What You Can Expect after Forgiving Your Spouse

If you’ve fully released the hurts and grievances that you have against your spouse to God (as mentioned in my previous post – 3 Steps to Release Yourself from Resentment), then I can promise that you will feel better. That’s because I’ve gone through the forgiveness process many, many times with a myriad of people in my life, including my husband, and I know full well the relief that it brings. 
But, remember, it will not wipe away all of your pain, and certainly not all of your conflict. In fact, it may be that you’ll experience more conflict with your spouse, at least for a while, because you’ve forgiven them and changed. And change is scary for people, especially people who are in pain or denial.

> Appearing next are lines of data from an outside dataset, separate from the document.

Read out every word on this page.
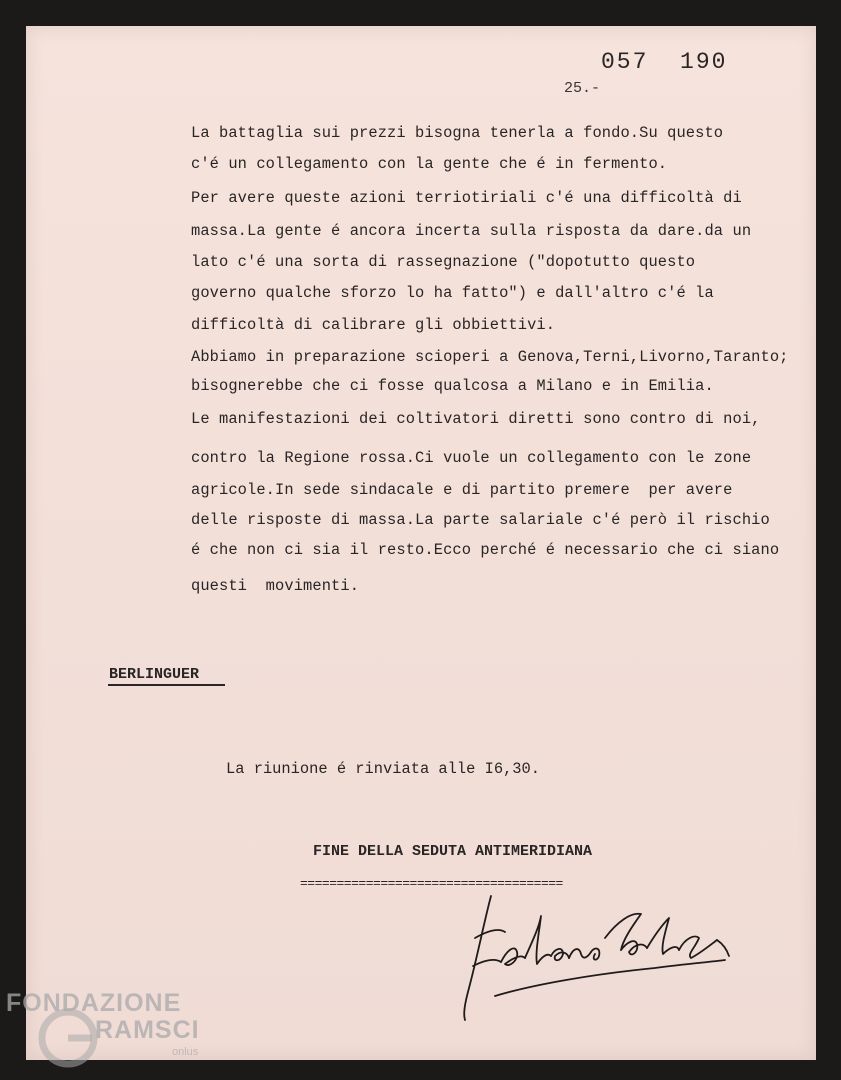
057  190
25.-
La battaglia sui prezzi bisogna tenerla a fondo.Su questo
c'é un collegamento con la gente che é in fermento.
Per avere queste azioni terriotiriali c'é una difficoltà di
massa.La gente é ancora incerta sulla risposta da dare.da un
lato c'é una sorta di rassegnazione ("dopotutto questo
governo qualche sforzo lo ha fatto") e dall'altro c'é la
difficoltà di calibrare gli obbiettivi.
Abbiamo in preparazione scioperi a Genova,Terni,Livorno,Taranto;
bisognerebbe che ci fosse qualcosa a Milano e in Emilia.
Le manifestazioni dei coltivatori diretti sono contro di noi,
contro la Regione rossa.Ci vuole un collegamento con le zone
agricole.In sede sindacale e di partito premere  per avere
delle risposte di massa.La parte salariale c'é però il rischio
é che non ci sia il resto.Ecco perché é necessario che ci siano
questi  movimenti.
BERLINGUER
La riunione é rinviata alle I6,30.
FINE DELLA SEDUTA ANTIMERIDIANA
====================================
FONDAZIONE
RAMSCI
onlus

If you and your spouse are not on the same page about forgiving one another, then you can count on the fact that your spouse will challenge your new forgiving attitude. Your spouse will see the changes in you and want to bring you back down to his or her “unforgiving” level. Remember, “misery loves company” and this is never more true than with a spouse who was and is still very angry.
On the brighter side, forgiveness of your spouse will improve and deepen your relationship with God. It will also improve your attitude toward your spouse. You will even feel God giving you a desire to extend grace to your spouse.

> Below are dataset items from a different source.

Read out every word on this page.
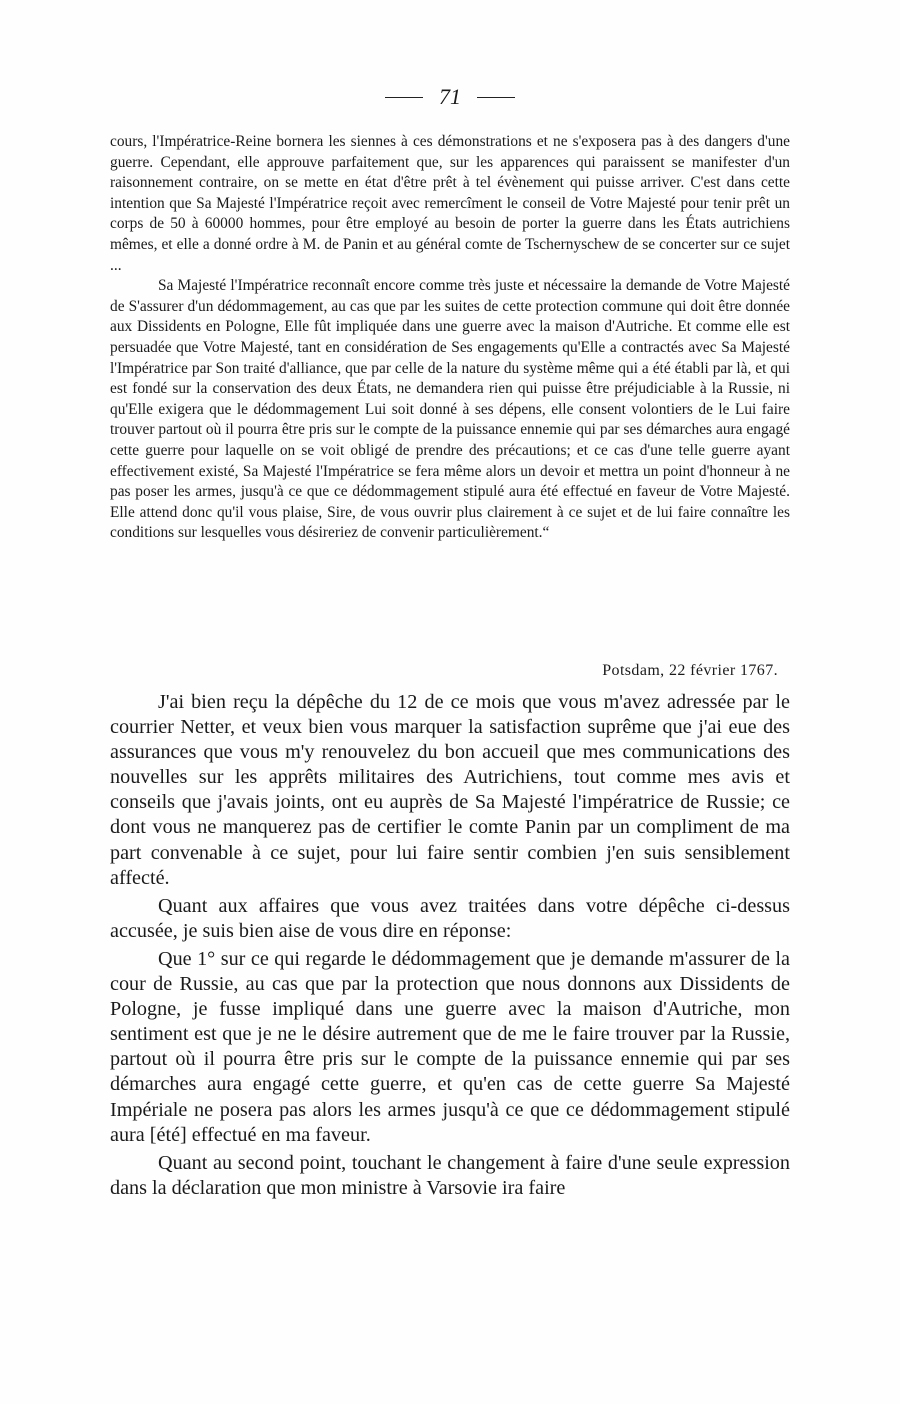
71

cours, l'Impératrice-Reine bornera les siennes à ces démonstrations et ne s'exposera pas à des dangers d'une guerre. Cependant, elle approuve parfaitement que, sur les apparences qui paraissent se manifester d'un raisonnement contraire, on se mette en état d'être prêt à tel évènement qui puisse arriver. C'est dans cette intention que Sa Majesté l'Impératrice reçoit avec remercîment le conseil de Votre Majesté pour tenir prêt un corps de 50 à 60000 hommes, pour être employé au besoin de porter la guerre dans les États autrichiens mêmes, et elle a donné ordre à M. de Panin et au général comte de Tschernyschew de se concerter sur ce sujet ...

Sa Majesté l'Impératrice reconnaît encore comme très juste et nécessaire la demande de Votre Majesté de S'assurer d'un dédommagement, au cas que par les suites de cette protection commune qui doit être donnée aux Dissidents en Pologne, Elle fût impliquée dans une guerre avec la maison d'Autriche. Et comme elle est persuadée que Votre Majesté, tant en considération de Ses engagements qu'Elle a contractés avec Sa Majesté l'Impératrice par Son traité d'alliance, que par celle de la nature du système même qui a été établi par là, et qui est fondé sur la conservation des deux États, ne demandera rien qui puisse être préjudiciable à la Russie, ni qu'Elle exigera que le dédommagement Lui soit donné à ses dépens, elle consent volontiers de le Lui faire trouver partout où il pourra être pris sur le compte de la puissance ennemie qui par ses démarches aura engagé cette guerre pour laquelle on se voit obligé de prendre des précautions; et ce cas d'une telle guerre ayant effectivement existé, Sa Majesté l'Impératrice se fera même alors un devoir et mettra un point d'honneur à ne pas poser les armes, jusqu'à ce que ce dédommagement stipulé aura été effectué en faveur de Votre Majesté. Elle attend donc qu'il vous plaise, Sire, de vous ouvrir plus clairement à ce sujet et de lui faire connaître les conditions sur lesquelles vous désireriez de convenir particulièrement.“

Potsdam, 22 février 1767.

J'ai bien reçu la dépêche du 12 de ce mois que vous m'avez adressée par le courrier Netter, et veux bien vous marquer la satisfaction suprême que j'ai eue des assurances que vous m'y renouvelez du bon accueil que mes communications des nouvelles sur les apprêts militaires des Autrichiens, tout comme mes avis et conseils que j'avais joints, ont eu auprès de Sa Majesté l'impératrice de Russie; ce dont vous ne manquerez pas de certifier le comte Panin par un compliment de ma part convenable à ce sujet, pour lui faire sentir combien j'en suis sensiblement affecté.

Quant aux affaires que vous avez traitées dans votre dépêche ci-dessus accusée, je suis bien aise de vous dire en réponse:

Que 1° sur ce qui regarde le dédommagement que je demande m'assurer de la cour de Russie, au cas que par la protection que nous donnons aux Dissidents de Pologne, je fusse impliqué dans une guerre avec la maison d'Autriche, mon sentiment est que je ne le désire autrement que de me le faire trouver par la Russie, partout où il pourra être pris sur le compte de la puissance ennemie qui par ses démarches aura engagé cette guerre, et qu'en cas de cette guerre Sa Majesté Impériale ne posera pas alors les armes jusqu'à ce que ce dédommagement stipulé aura [été] effectué en ma faveur.

Quant au second point, touchant le changement à faire d'une seule expression dans la déclaration que mon ministre à Varsovie ira faire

However, as you extend grace, you may feel the temptation to be angry with your spouse for not appreciating your efforts or reciprocating. Don’t go there! Remember, forgiveness is not about your spouse, but about you having a clean heart before God and finding healing.
Speaking of healing, that’s another benefit of forgiveness. You will feel healthier, stronger and more positive in all aspects of your life.

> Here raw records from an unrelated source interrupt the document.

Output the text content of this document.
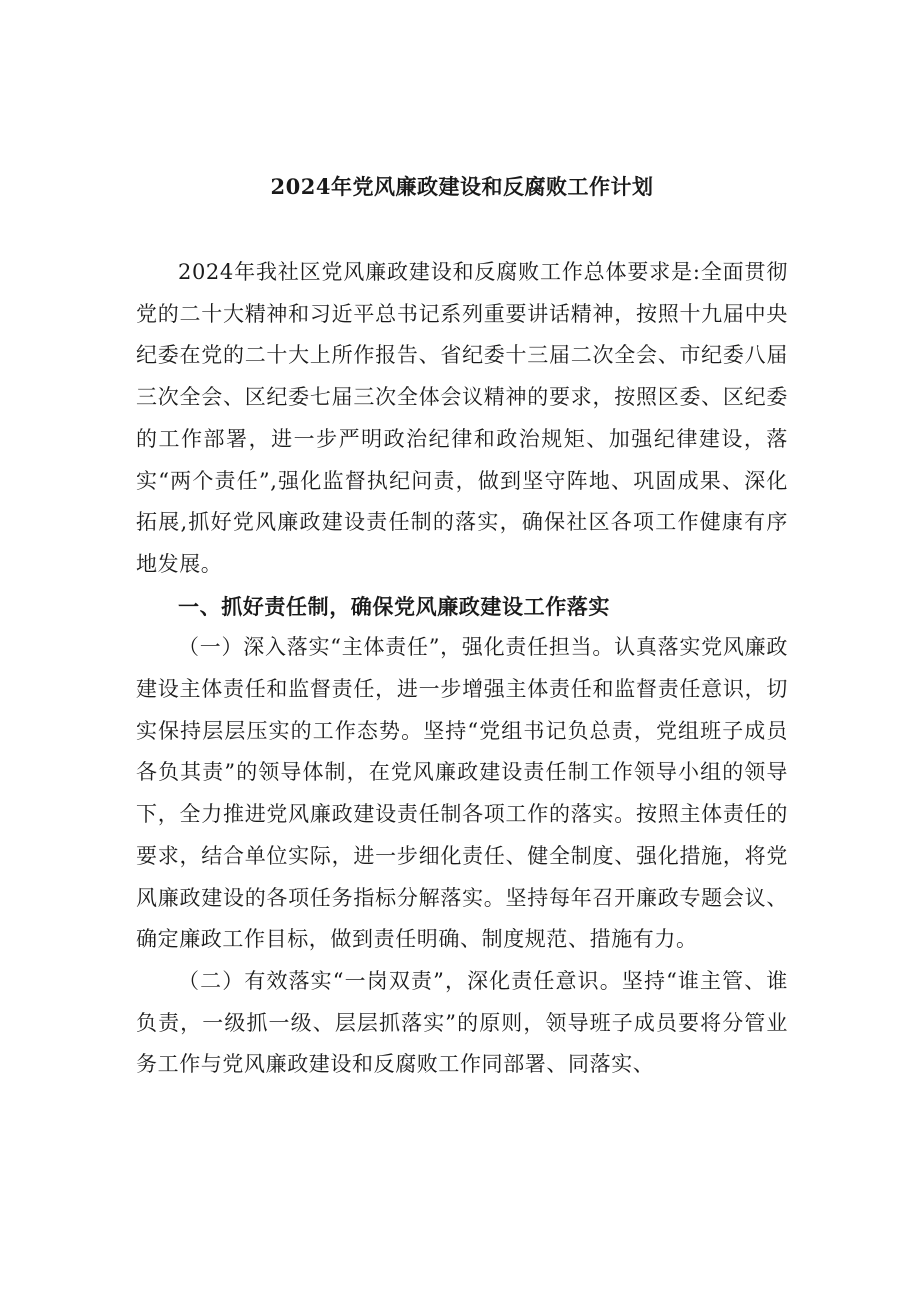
2024年党风廉政建设和反腐败工作计划

2024年我社区党风廉政建设和反腐败工作总体要求是:全面贯彻党的二十大精神和习近平总书记系列重要讲话精神，按照十九届中央纪委在党的二十大上所作报告、省纪委十三届二次全会、市纪委八届三次全会、区纪委七届三次全体会议精神的要求，按照区委、区纪委的工作部署，进一步严明政治纪律和政治规矩、加强纪律建设，落实“两个责任”,强化监督执纪问责，做到坚守阵地、巩固成果、深化拓展,抓好党风廉政建设责任制的落实，确保社区各项工作健康有序地发展。

一、抓好责任制，确保党风廉政建设工作落实

（一）深入落实“主体责任”，强化责任担当。认真落实党风廉政建设主体责任和监督责任，进一步增强主体责任和监督责任意识，切实保持层层压实的工作态势。坚持“党组书记负总责，党组班子成员各负其责”的领导体制，在党风廉政建设责任制工作领导小组的领导下，全力推进党风廉政建设责任制各项工作的落实。按照主体责任的要求，结合单位实际，进一步细化责任、健全制度、强化措施，将党风廉政建设的各项任务指标分解落实。坚持每年召开廉政专题会议、确定廉政工作目标，做到责任明确、制度规范、措施有力。

（二）有效落实“一岗双责”，深化责任意识。坚持“谁主管、谁负责，一级抓一级、层层抓落实”的原则，领导班子成员要将分管业务工作与党风廉政建设和反腐败工作同部署、同落实、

One word of warning: Don’t expect forgiveness to eliminate all anger or need for further introspection, prayer and forgiveness. Married life is never easy, even with a healthy spouse, so don’t expect forgiveness to be a one time shot. It’s a little like cleaning your house. You wouldn’t expect that cleaning it once would keep it from accumulating dust, clutter and disorder ever again. Messes happen, especially in marriage—but thankfully, forgiveness helps to clean them up!